オーストラリアドルは金利上昇

オーストラリアドル(AUD)は2026年の開幕を好調にスタートし、年初来でドルに対して約5%上昇し、0.70付近まで上昇しました。オーストラリアのインフレ率は3.8%と(最新の2025年12月データによると)、RBAの2.3%の目標バンドを大きく上回る中、中央銀行は利上げを余儀なくされ、火曜日に25ベーシスポイント引き上げて3.85%となりました。この利回り優位性は、特にRBAがまだ終わっていない可能性があることを考えると、AUDにとって有利です。金利を上昇させることで、オーストラリアと米国の金利の異なる動きを考慮すると、現在の水準からさらに上昇余地がある可能性があります。金利上昇が続けばAUDは上昇の道筋がありますが、通貨は非常に信頼感に敏感であるため、一般的なリスク回避の動きが起こると調整が引き起こされる可能性があります。
USD自体は金曜日以降好調を維持しています。ケビン・ウォーシュが次期FRB議長に指名されたことで、グリーンバックに新たな活気が吹き込まれ、ウォーシュは候補者の中で最もハト派的でないと見なされました。ウォーシュ政権下でFRBの中間利下げ(承認を仮定した場合)は依然として可能だが、FRB総裁としての実績からインフレ傾向があり、量的緩和(QE)はドル強化を支持する傾向がない。興味深いことに、これは米ドルの弱い意向を隠していないトランプ大統領とは矛盾しているように見える。全体的に見て、ウォーシュの指名は極端なハト派的というよりは「安定した手」の選択肢のように見え、FRBの独立性に関する懸念は後回しにされています。

ドル指数(DXY)は、指名前の96の水準をわずかに上回っていたのが97台半ばに上昇しました。これは米国のISM製造業指数(52.6、2022年8月以来の最高で、拡大を示す)などのマクロ指標の改善にも助けられました。最新の米国GDPが4.4%でウォーシュのタカ派傾向があることから、FRBの方向性は以前予想されていたほどハト派的ではなくなる可能性があり、米ドルの上昇余地を後押しする。
さて、今週の大きな話題に移ります――貴金属はどうなったのでしょうか?私の見解では、ウォーシュ指名とそれに伴うUSD上昇が金と銀の売りの初期引き金であり、CMEのマージン上昇(パーセンテージベースへのシフト)、買い過ぎ、機関投資家の売りがそれを悪化させました。確かにウォーシュは超ハト派派ではありませんが、急激な動きを正当化するマクロの根本的な変動はありません(金は約10%下落、金は30%下落しました)。
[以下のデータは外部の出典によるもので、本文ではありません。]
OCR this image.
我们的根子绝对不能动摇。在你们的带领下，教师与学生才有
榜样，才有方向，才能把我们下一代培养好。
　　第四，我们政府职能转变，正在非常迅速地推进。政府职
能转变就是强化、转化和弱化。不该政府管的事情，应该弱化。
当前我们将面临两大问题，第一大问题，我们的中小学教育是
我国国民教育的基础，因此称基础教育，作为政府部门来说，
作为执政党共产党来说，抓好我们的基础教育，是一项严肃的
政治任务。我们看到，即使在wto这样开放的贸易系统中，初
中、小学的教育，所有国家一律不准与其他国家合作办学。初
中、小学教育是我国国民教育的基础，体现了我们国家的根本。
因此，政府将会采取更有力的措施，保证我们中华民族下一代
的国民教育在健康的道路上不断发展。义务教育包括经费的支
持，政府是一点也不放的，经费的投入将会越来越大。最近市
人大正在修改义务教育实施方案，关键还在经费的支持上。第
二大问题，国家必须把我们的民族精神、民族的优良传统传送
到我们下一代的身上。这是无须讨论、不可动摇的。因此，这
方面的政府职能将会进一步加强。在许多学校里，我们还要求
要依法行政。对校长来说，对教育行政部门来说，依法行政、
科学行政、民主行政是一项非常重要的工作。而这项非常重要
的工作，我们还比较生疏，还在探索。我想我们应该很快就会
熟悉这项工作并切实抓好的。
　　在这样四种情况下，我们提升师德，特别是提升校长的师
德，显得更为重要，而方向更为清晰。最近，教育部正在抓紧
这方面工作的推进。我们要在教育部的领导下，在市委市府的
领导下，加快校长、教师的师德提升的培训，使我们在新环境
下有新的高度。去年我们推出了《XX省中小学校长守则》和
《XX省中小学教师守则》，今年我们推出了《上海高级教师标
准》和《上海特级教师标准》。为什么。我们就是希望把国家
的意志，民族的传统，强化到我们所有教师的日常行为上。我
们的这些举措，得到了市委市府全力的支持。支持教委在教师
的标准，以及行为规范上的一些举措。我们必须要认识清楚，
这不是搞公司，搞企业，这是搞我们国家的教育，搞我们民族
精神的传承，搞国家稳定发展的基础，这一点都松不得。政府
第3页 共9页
金と銀は反発を見せ、売り過ぎた領域に入っています。ファンダメンタルズに目を戻せば、貴金属は再び上昇する可能性があります。中央銀行が突然金を好むのをやめたわけではなく、銀の産業需要も消えていません。歴史的な売りの後、市場は落ち着くまで慎重なままになるかもしれませんが、割引水準が上昇トレンドの再開をきっかけとなる可能性があります。
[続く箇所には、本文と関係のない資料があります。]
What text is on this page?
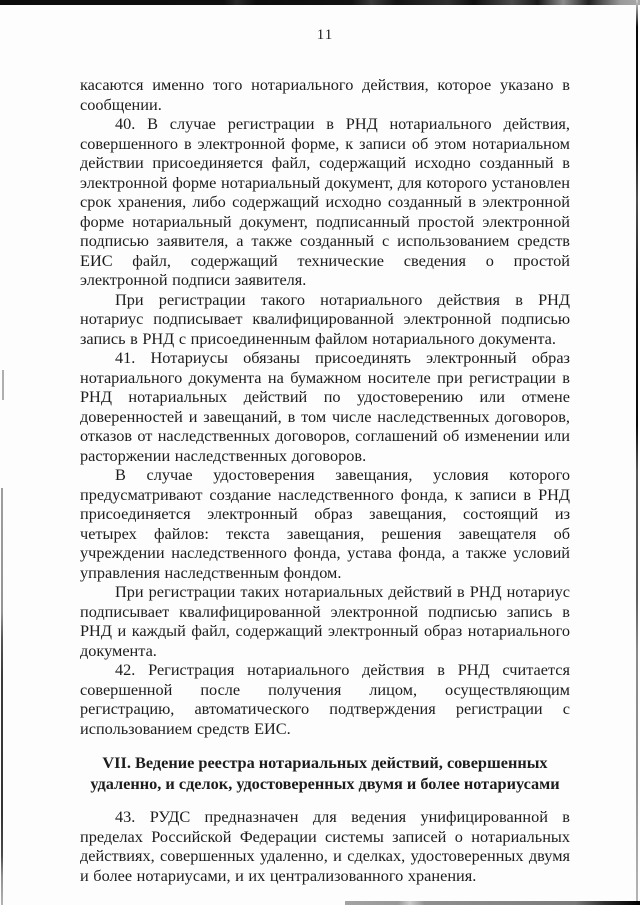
11

касаются именно того нотариального действия, которое указано в сообщении.

40. В случае регистрации в РНД нотариального действия, совершенного в электронной форме, к записи об этом нотариальном действии присоединяется файл, содержащий исходно созданный в электронной форме нотариальный документ, для которого установлен срок хранения, либо содержащий исходно созданный в электронной форме нотариальный документ, подписанный простой электронной подписью заявителя, а также созданный с использованием средств ЕИС файл, содержащий технические сведения о простой электронной подписи заявителя.

При регистрации такого нотариального действия в РНД нотариус подписывает квалифицированной электронной подписью запись в РНД с присоединенным файлом нотариального документа.

41. Нотариусы обязаны присоединять электронный образ нотариального документа на бумажном носителе при регистрации в РНД нотариальных действий по удостоверению или отмене доверенностей и завещаний, в том числе наследственных договоров, отказов от наследственных договоров, соглашений об изменении или расторжении наследственных договоров.

В случае удостоверения завещания, условия которого предусматривают создание наследственного фонда, к записи в РНД присоединяется электронный образ завещания, состоящий из четырех файлов: текста завещания, решения завещателя об учреждении наследственного фонда, устава фонда, а также условий управления наследственным фондом.

При регистрации таких нотариальных действий в РНД нотариус подписывает квалифицированной электронной подписью запись в РНД и каждый файл, содержащий электронный образ нотариального документа.

42. Регистрация нотариального действия в РНД считается совершенной после получения лицом, осуществляющим регистрацию, автоматического подтверждения регистрации с использованием средств ЕИС.

VII. Ведение реестра нотариальных действий, совершенных удаленно, и сделок, удостоверенных двумя и более нотариусами

43. РУДС предназначен для ведения унифицированной в пределах Российской Федерации системы записей о нотариальных действиях, совершенных удаленно, и сделках, удостоверенных двумя и более нотариусами, и их централизованного хранения.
原油価格は米イランのニュースに続く動きで、潜在的な紛争がリスクプレミアムを押し上げ、WTIは現時点で60ドル以上にとどまっています。この地政学的リスクがなければ、2026年の過剰供給予測を考慮すると原油は下落すると考えられます。もし米イラン間の合意が成立すれば価格は下落する可能性が高いが、湾岸に米軍艦艇が停泊し(最近のドローン事件もあった)、紛争リスクが石油価格の高騰を保っている。
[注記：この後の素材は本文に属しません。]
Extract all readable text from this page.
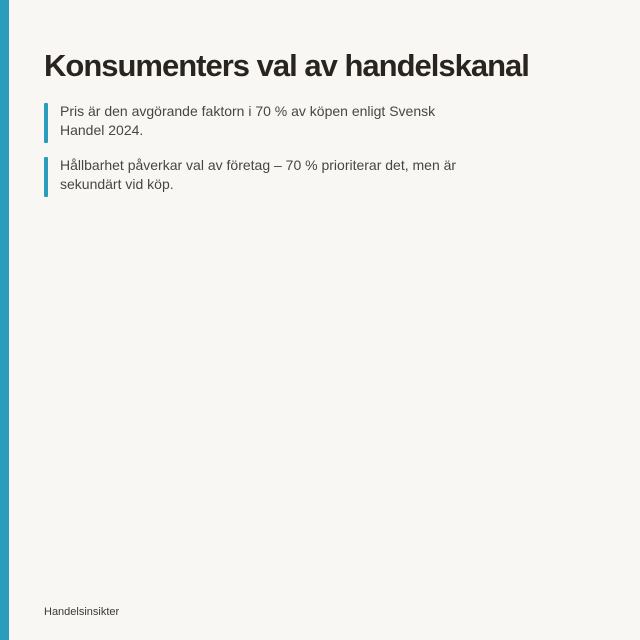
Konsumenters val av handelskanal
Pris är den avgörande faktorn i 70 % av köpen enligt Svensk Handel 2024.
Hållbarhet påverkar val av företag – 70 % prioriterar det, men är sekundärt vid köp.
Handelsinsikter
今後、1月の非農業部門雇用者数(NFP)データは今週発表予定でしたが、米国政府の一部閉鎖により遅れています。労働市場に関する民間ADPデータからも手がかりが見られるはずです。ECBとBoEの金利決定も予定されており(両方とも横ばいが予想されています)。現在の米国の決算シーズンに対するセンチメントは、これまでのところ健全に見えますが、主な要因となる可能性があります。しかし、先週の急激な貴金属の下落とリスク回避の波を受けて、トレーダーたちは慎重に行動を取っています――それも当然のことです。